Mind Melding
Enabling research opportunities for students is core to Carleton’s unique academic experience.
While other colleges tend to reserve mentored research opportunities with faculty members for seniors, Carleton has long encouraged all students to work alongside professors. Today, these positions are so highly coveted that even first-year students are clamoring for interaction, said physics professor Arjendu Pattanayak. “In fact, I’ve gotten calls asking about research opportunities from accepted students who aren’t even on campus yet,” he said.
The Every Carl for Carleton campaign aimed to meet this demand by increasing the number of research stipends. In the academic year 2019-2020 and summer 2020, 996 students completed a mentored research experience, representing a 31 percent increase from just five years ago.
The collaborations reliably prove beneficial to all involved. By asking astute questions, students broaden their knowledge base while pushing faculty members to think in different ways, sparking what President Steve Poskanzer calls “an energetic commitment to living the life of the mind.”
“Undergraduate students who have engaged directly in research with professors are going to be much stronger candidates for graduate school and for jobs in industry,” Poskanzer said.
Research opportunities abound for students in all disciplines. In science, biology major Denyse Marquez Sanchez ’21 received funding from the college’s Robert J. Kolenkow and Robert A. Reitz Endowed Fund for Student Scientific Research to become something of an apian expert. Working on a project at the University of Nevada–Reno, Marquez Sanchez helped address the impact of pesticide compounds on bumblebees.
“First I helped set up how we were going to test, which was heavily based on discussing the best way to measure our data,” Marquez Sanchez said. “The next year I ran behavior experiments on the bees. I got to see how complicated research can be.”
Without funding, Marquez Sanchez said she would have found a part-time job over winter break, which would have helped her earn money but wouldn’t have helped her education or career plans. “Being able to focus on research let me apply my biology and statistics knowledge, become more specialized, and see what being an actual researcher is like,” she says.
In the humanities, history major Aaron Forman ’21 not only traveled to the Cycladic Islands with classics professor Alex Knodell to conduct field research, he’s also done summer excavation work in Israel and researched medieval archeological sites in Tanzania.
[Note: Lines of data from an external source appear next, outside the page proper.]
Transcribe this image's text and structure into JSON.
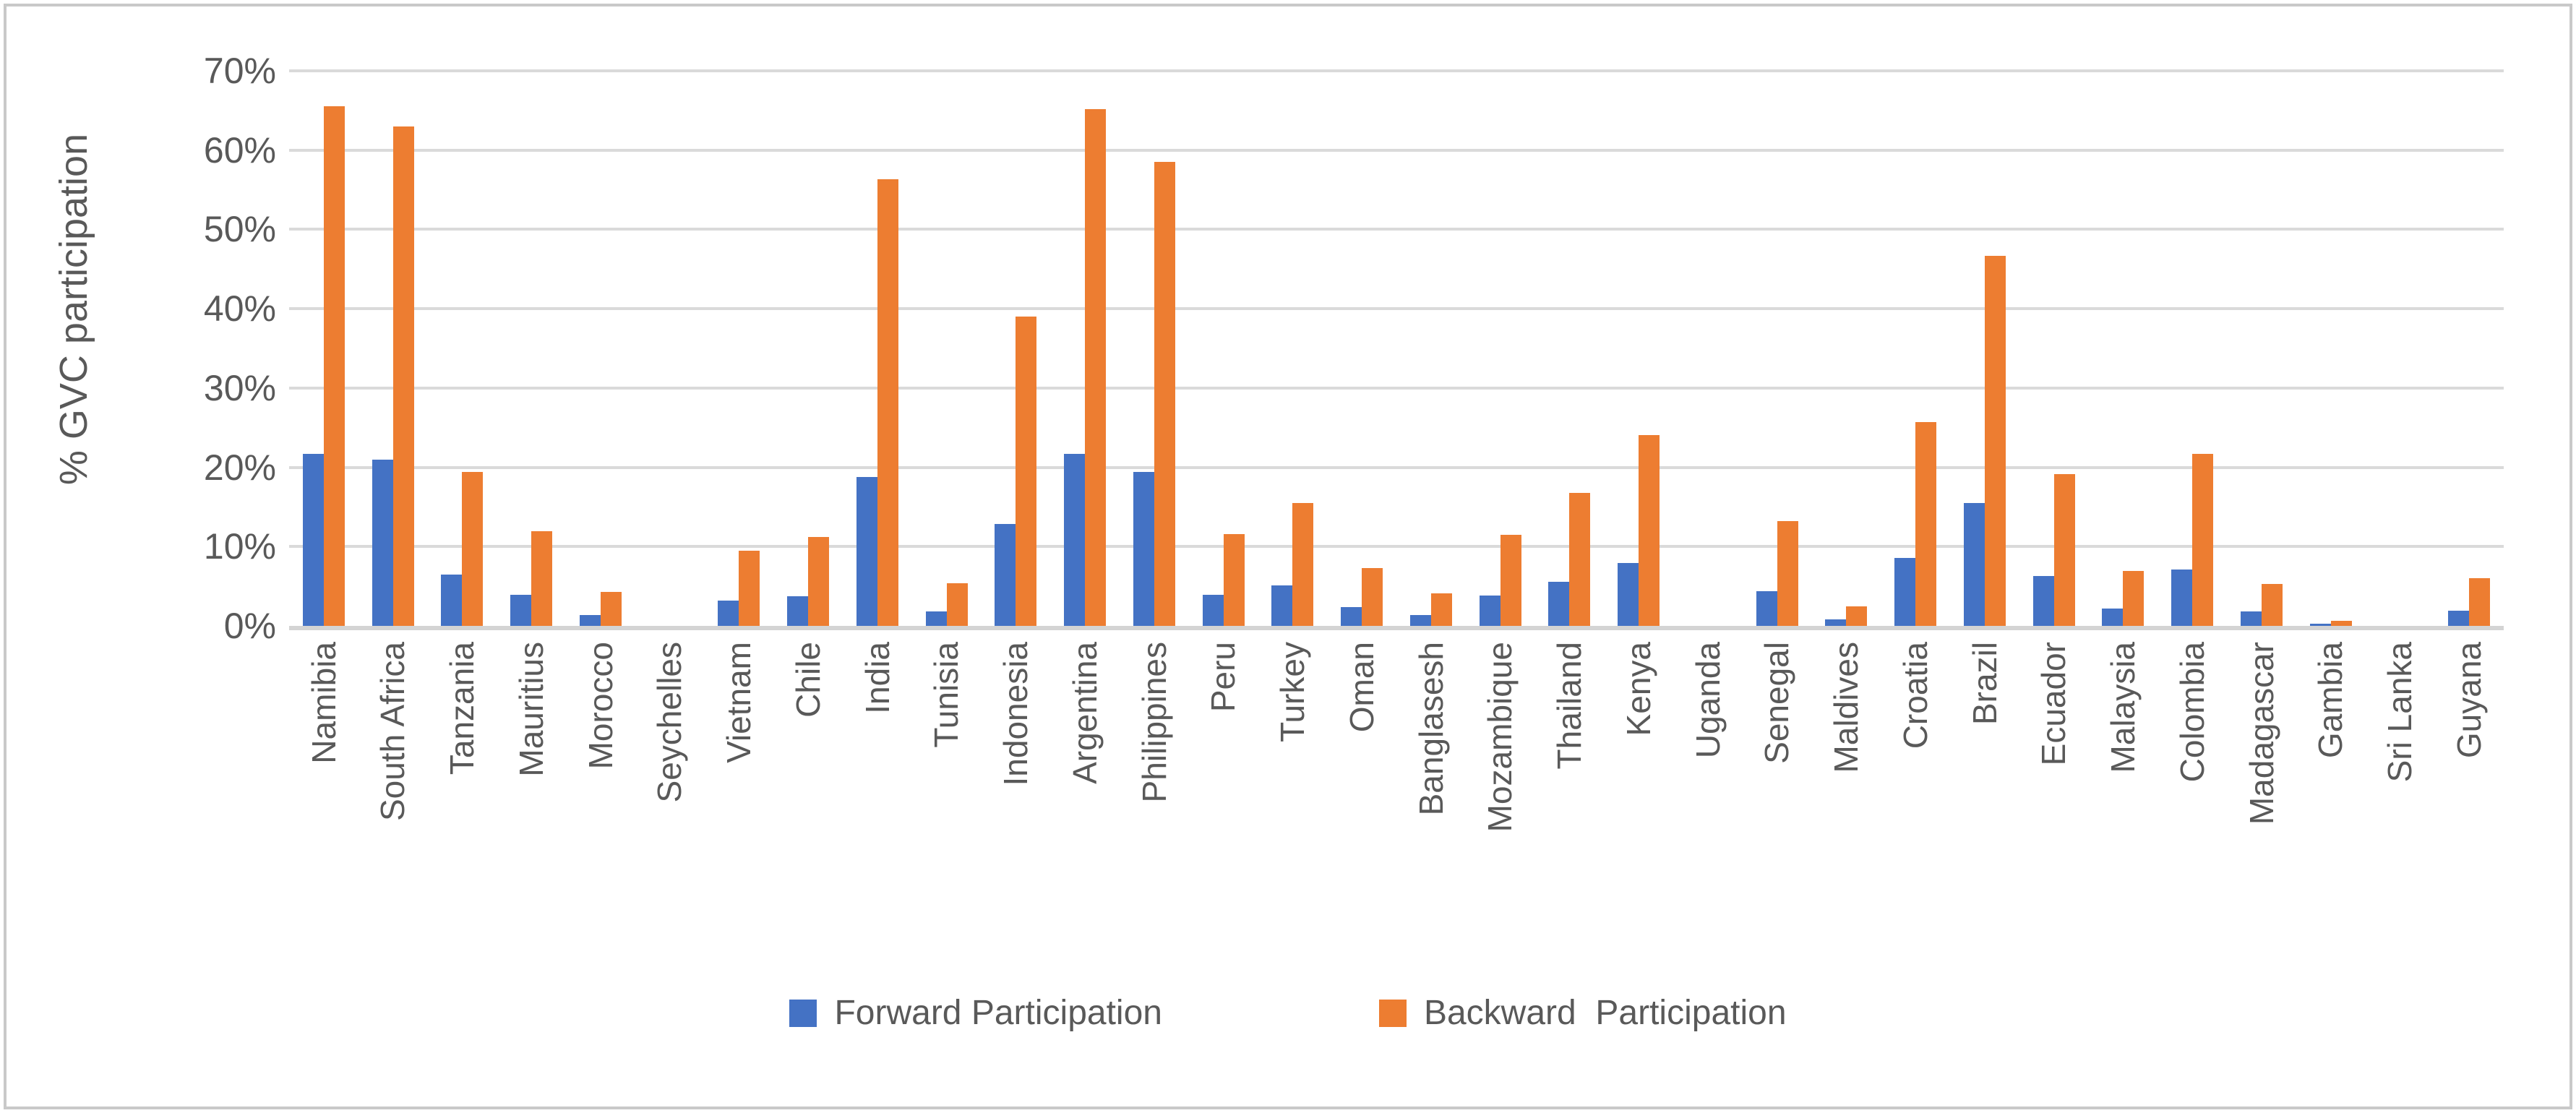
{
  "chart_data": {
    "type": "bar",
    "title": "",
    "ylabel": "% GVC participation",
    "xlabel": "",
    "ylim": [
      0,
      70
    ],
    "grid": true,
    "legend_position": "bottom",
    "yticks": [
      {
        "value": 70,
        "label": "70%"
      },
      {
        "value": 60,
        "label": "60%"
      },
      {
        "value": 50,
        "label": "50%"
      },
      {
        "value": 40,
        "label": "40%"
      },
      {
        "value": 30,
        "label": "30%"
      },
      {
        "value": 20,
        "label": "20%"
      },
      {
        "value": 10,
        "label": "10%"
      },
      {
        "value": 0,
        "label": "0%"
      }
    ],
    "categories": [
      "Namibia",
      "South Africa",
      "Tanzania",
      "Mauritius",
      "Morocco",
      "Seychelles",
      "Vietnam",
      "Chile",
      "India",
      "Tunisia",
      "Indonesia",
      "Argentina",
      "Philippines",
      "Peru",
      "Turkey",
      "Oman",
      "Banglasesh",
      "Mozambique",
      "Thailand",
      "Kenya",
      "Uganda",
      "Senegal",
      "Maldives",
      "Croatia",
      "Brazil",
      "Ecuador",
      "Malaysia",
      "Colombia",
      "Madagascar",
      "Gambia",
      "Sri Lanka",
      "Guyana"
    ],
    "series": [
      {
        "name": "Forward Participation",
        "color": "#4472C4",
        "values": [
          21.7,
          21.0,
          6.5,
          3.9,
          1.4,
          0,
          3.2,
          3.7,
          18.8,
          1.8,
          12.9,
          21.7,
          19.4,
          3.9,
          5.1,
          2.4,
          1.4,
          3.8,
          5.6,
          7.9,
          0,
          4.4,
          0.8,
          8.6,
          15.5,
          6.3,
          2.2,
          7.1,
          1.8,
          0.3,
          0,
          1.9
        ]
      },
      {
        "name": "Backward  Participation",
        "color": "#ED7D31",
        "values": [
          65.5,
          63.0,
          19.4,
          11.9,
          4.3,
          0,
          9.5,
          11.2,
          56.3,
          5.4,
          39.0,
          65.2,
          58.5,
          11.6,
          15.5,
          7.3,
          4.1,
          11.5,
          16.8,
          24.1,
          0,
          13.2,
          2.5,
          25.7,
          46.7,
          19.1,
          6.9,
          21.7,
          5.3,
          0.6,
          0,
          6.0
        ]
      }
    ]
  },
  "colors": {
    "gridline": "#dadada",
    "axis_line": "#d4d4d4",
    "text": "#595959",
    "frame_border": "#c9c9c9",
    "background": "#ffffff"
  }
}
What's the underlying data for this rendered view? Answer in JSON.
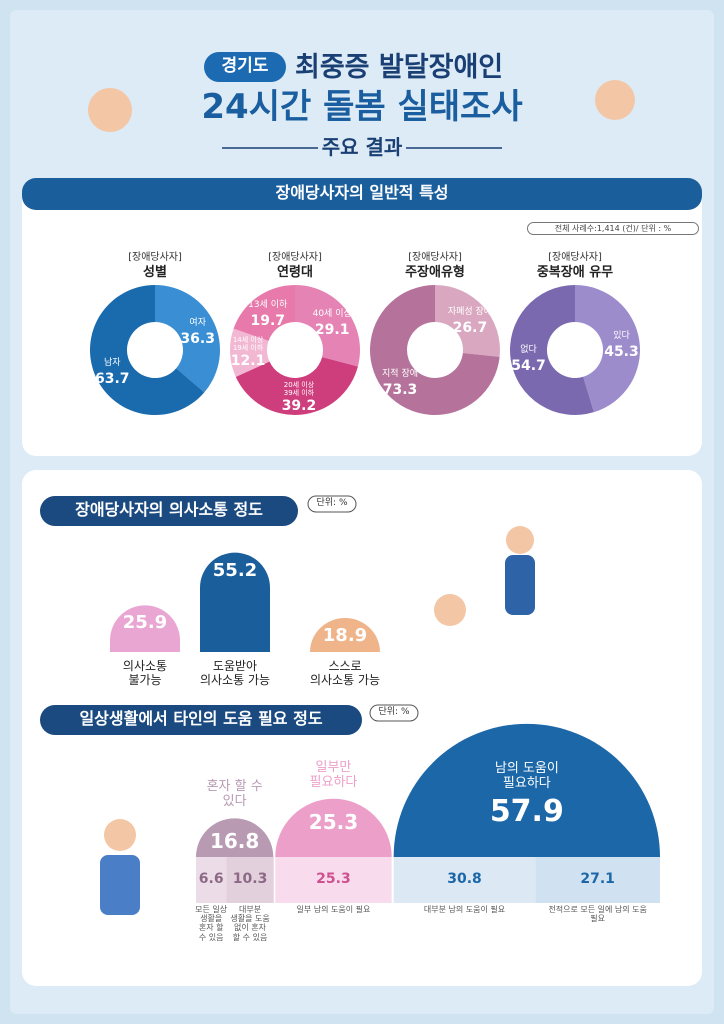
{
  "header": {
    "badge": "경기도",
    "title_line1": "최중증 발달장애인",
    "title_line2": "24시간 돌봄 실태조사",
    "subtitle": "주요 결과"
  },
  "section1": {
    "title": "장애당사자의 일반적 특성",
    "note": "전체 사례수:1,414 (건)/ 단위 : %"
  },
  "chart_data": [
    {
      "type": "donut",
      "label": "[장애당사자]",
      "title": "성별",
      "categories": [
        "여자",
        "남자"
      ],
      "values": [
        36.3,
        63.7
      ],
      "colors": [
        "#3a8fd4",
        "#1a6aae"
      ]
    },
    {
      "type": "donut",
      "label": "[장애당사자]",
      "title": "연령대",
      "categories": [
        "40세 이상",
        "20세 이상 39세 이하",
        "14세 이상 19세 이하",
        "13세 이하"
      ],
      "values": [
        29.1,
        39.2,
        12.1,
        19.7
      ],
      "colors": [
        "#e483b4",
        "#cf3e7c",
        "#f2b7d3",
        "#e77aaa"
      ]
    },
    {
      "type": "donut",
      "label": "[장애당사자]",
      "title": "주장애유형",
      "categories": [
        "자폐성 장애",
        "지적 장애"
      ],
      "values": [
        26.7,
        73.3
      ],
      "colors": [
        "#d9a8c0",
        "#b5739b"
      ]
    },
    {
      "type": "donut",
      "label": "[장애당사자]",
      "title": "중복장애 유무",
      "categories": [
        "있다",
        "없다"
      ],
      "values": [
        45.3,
        54.7
      ],
      "colors": [
        "#9c8ccc",
        "#7b69b0"
      ]
    },
    {
      "type": "bar",
      "title": "장애당사자의 의사소통 정도",
      "unit": "단위: %",
      "categories": [
        "의사소통 불가능",
        "도움받아 의사소통 가능",
        "스스로 의사소통 가능"
      ],
      "values": [
        25.9,
        55.2,
        18.9
      ],
      "colors": [
        "#e9a6d3",
        "#1b5e9c",
        "#f0b48a"
      ]
    },
    {
      "type": "semicircle",
      "title": "일상생활에서 타인의 도움 필요 정도",
      "unit": "단위: %",
      "groups": [
        {
          "name": "혼자 할 수 있다",
          "value": 16.8,
          "color": "#b99ab3",
          "items": [
            {
              "value": 6.6,
              "label": "모든 일상 생활을 혼자 할 수 있음",
              "color": "#ecdce7"
            },
            {
              "value": 10.3,
              "label": "대부분 생활을 도움 없이 혼자 할 수 있음",
              "color": "#e3d0dd"
            }
          ]
        },
        {
          "name": "일부만 필요하다",
          "value": 25.3,
          "color": "#ec9fc9",
          "items": [
            {
              "value": 25.3,
              "label": "일부 남의 도움이 필요",
              "color": "#f8dced"
            }
          ]
        },
        {
          "name": "남의 도움이 필요하다",
          "value": 57.9,
          "color": "#1c67a8",
          "items": [
            {
              "value": 30.8,
              "label": "대부분 남의 도움이 필요",
              "color": "#dce9f5"
            },
            {
              "value": 27.1,
              "label": "전적으로 모든 일에 남의 도움 필요",
              "color": "#d0e2f2"
            }
          ]
        }
      ]
    }
  ]
}
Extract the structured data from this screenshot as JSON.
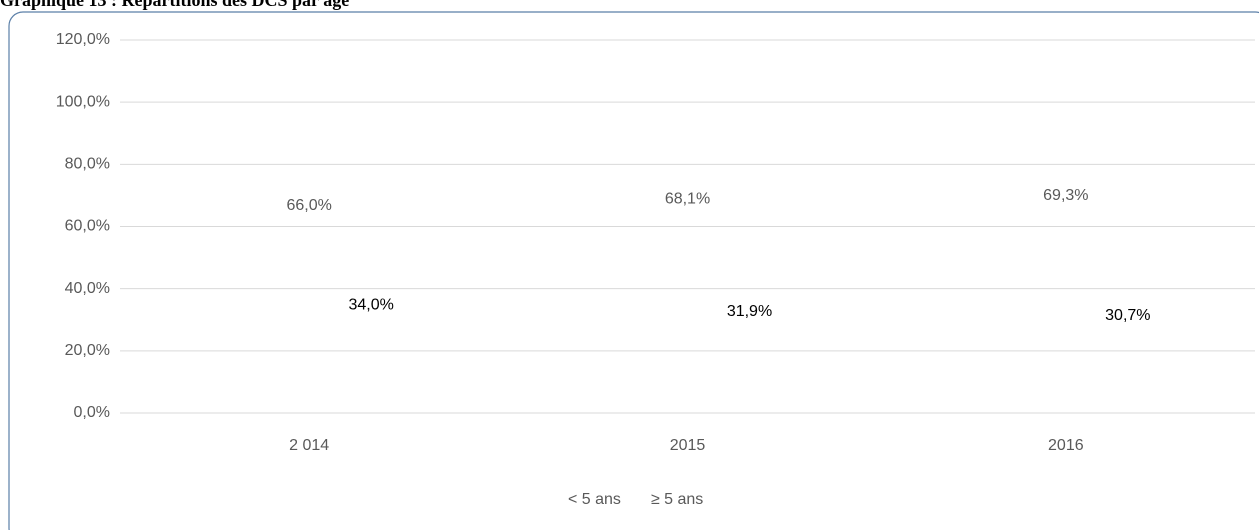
{
  "chart_data": {
    "type": "line",
    "title": "Graphique 13 : Répartitions des DCS par âge",
    "categories": [
      "2 014",
      "2015",
      "2016"
    ],
    "series": [
      {
        "name": "< 5 ans",
        "values": [
          66.0,
          68.1,
          69.3
        ],
        "value_labels": [
          "66,0%",
          "68,1%",
          "69,3%"
        ]
      },
      {
        "name": "≥ 5 ans",
        "values": [
          34.0,
          31.9,
          30.7
        ],
        "value_labels": [
          "34,0%",
          "31,9%",
          "30,7%"
        ]
      }
    ],
    "ylim": [
      0,
      120
    ],
    "yticks": [
      {
        "value": 0,
        "label": "0,0%"
      },
      {
        "value": 20,
        "label": "20,0%"
      },
      {
        "value": 40,
        "label": "40,0%"
      },
      {
        "value": 60,
        "label": "60,0%"
      },
      {
        "value": 80,
        "label": "80,0%"
      },
      {
        "value": 100,
        "label": "100,0%"
      },
      {
        "value": 120,
        "label": "120,0%"
      }
    ],
    "grid": true,
    "legend": "bottom"
  }
}
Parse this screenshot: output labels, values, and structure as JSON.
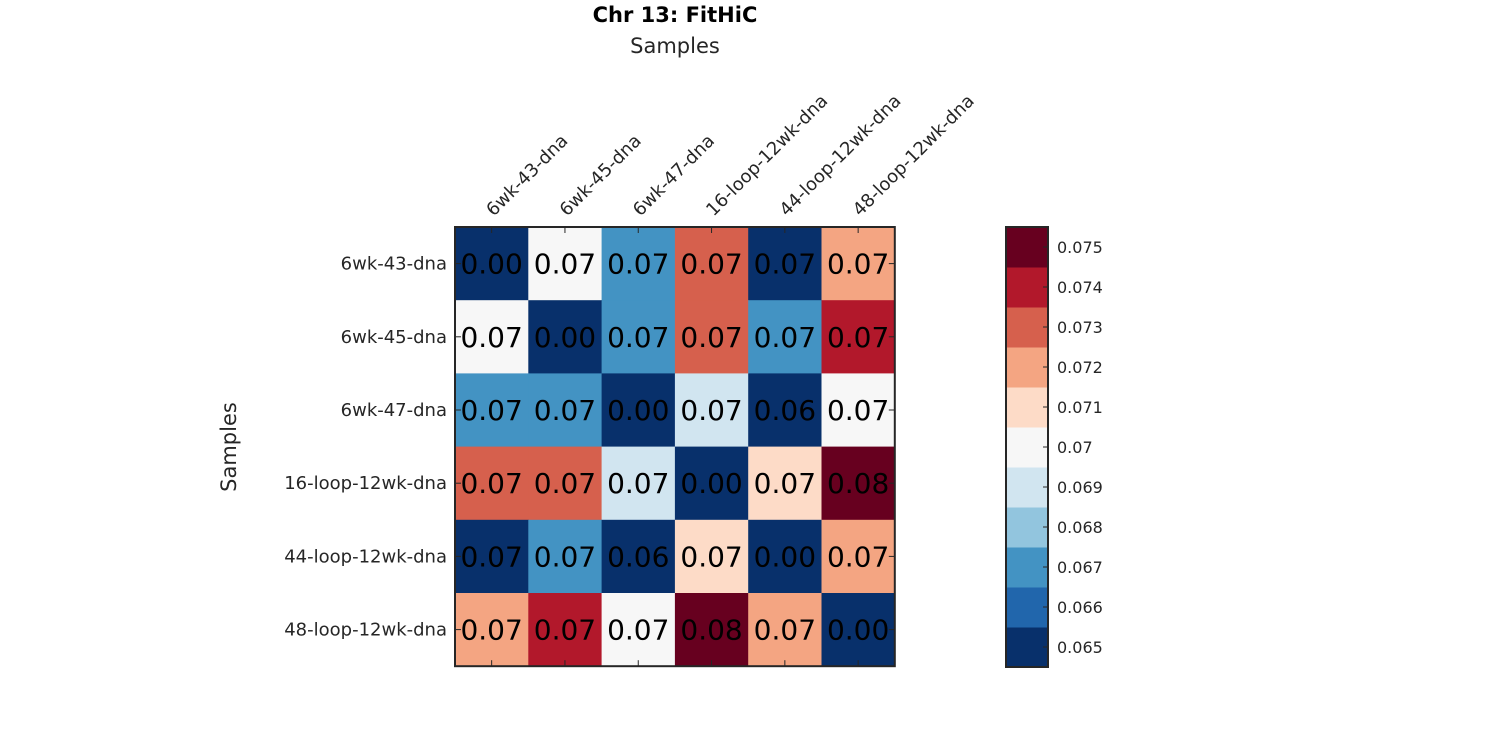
{
  "chart_data": {
    "type": "heatmap",
    "title": "Chr 13: FitHiC",
    "xlabel": "Samples",
    "ylabel": "Samples",
    "x_categories": [
      "6wk-43-dna",
      "6wk-45-dna",
      "6wk-47-dna",
      "16-loop-12wk-dna",
      "44-loop-12wk-dna",
      "48-loop-12wk-dna"
    ],
    "y_categories": [
      "6wk-43-dna",
      "6wk-45-dna",
      "6wk-47-dna",
      "16-loop-12wk-dna",
      "44-loop-12wk-dna",
      "48-loop-12wk-dna"
    ],
    "values": [
      [
        0.0,
        0.07,
        0.0671,
        0.073,
        0.065,
        0.072
      ],
      [
        0.07,
        0.0,
        0.0671,
        0.073,
        0.0671,
        0.074
      ],
      [
        0.0671,
        0.0671,
        0.0,
        0.069,
        0.064,
        0.07
      ],
      [
        0.073,
        0.073,
        0.069,
        0.0,
        0.071,
        0.0752
      ],
      [
        0.065,
        0.0671,
        0.064,
        0.071,
        0.0,
        0.072
      ],
      [
        0.072,
        0.074,
        0.07,
        0.0752,
        0.072,
        0.0
      ]
    ],
    "cell_labels": [
      [
        "0.00",
        "0.07",
        "0.07",
        "0.07",
        "0.07",
        "0.07"
      ],
      [
        "0.07",
        "0.00",
        "0.07",
        "0.07",
        "0.07",
        "0.07"
      ],
      [
        "0.07",
        "0.07",
        "0.00",
        "0.07",
        "0.06",
        "0.07"
      ],
      [
        "0.07",
        "0.07",
        "0.07",
        "0.00",
        "0.07",
        "0.08"
      ],
      [
        "0.07",
        "0.07",
        "0.06",
        "0.07",
        "0.00",
        "0.07"
      ],
      [
        "0.07",
        "0.07",
        "0.07",
        "0.08",
        "0.07",
        "0.00"
      ]
    ],
    "colorbar": {
      "range": [
        0.0645,
        0.0755
      ],
      "ticks": [
        "0.065",
        "0.066",
        "0.067",
        "0.068",
        "0.069",
        "0.07",
        "0.071",
        "0.072",
        "0.073",
        "0.074",
        "0.075"
      ],
      "tick_values": [
        0.065,
        0.066,
        0.067,
        0.068,
        0.069,
        0.07,
        0.071,
        0.072,
        0.073,
        0.074,
        0.075
      ],
      "colors": [
        "#08306b",
        "#2166ac",
        "#4393c3",
        "#92c5de",
        "#d1e5f0",
        "#f7f7f7",
        "#fddbc7",
        "#f4a582",
        "#d6604d",
        "#b2182b",
        "#67001f"
      ],
      "placement": "right"
    }
  }
}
Without funding opportunities offered through Carleton donors, Forman’s college experience would have looked dramatically different. His project with Knodell was funded with Student Research Partnership awards through the Humanities Center, and his research in Israel was funded by the Jonathan Paradise Israel Experience Fund. His trip to Tanzania was funded through the college’s Boyd Niles Travel Fellowship. “Research has given me a much better sense of what historians do outside of teaching,” said Forman, who will begin a PhD program in the department of Hebrew and Judaic Studies at New York University this fall. “And my experiences with Carleton faculty certainly prepared me for the work that I will do in upcoming years.”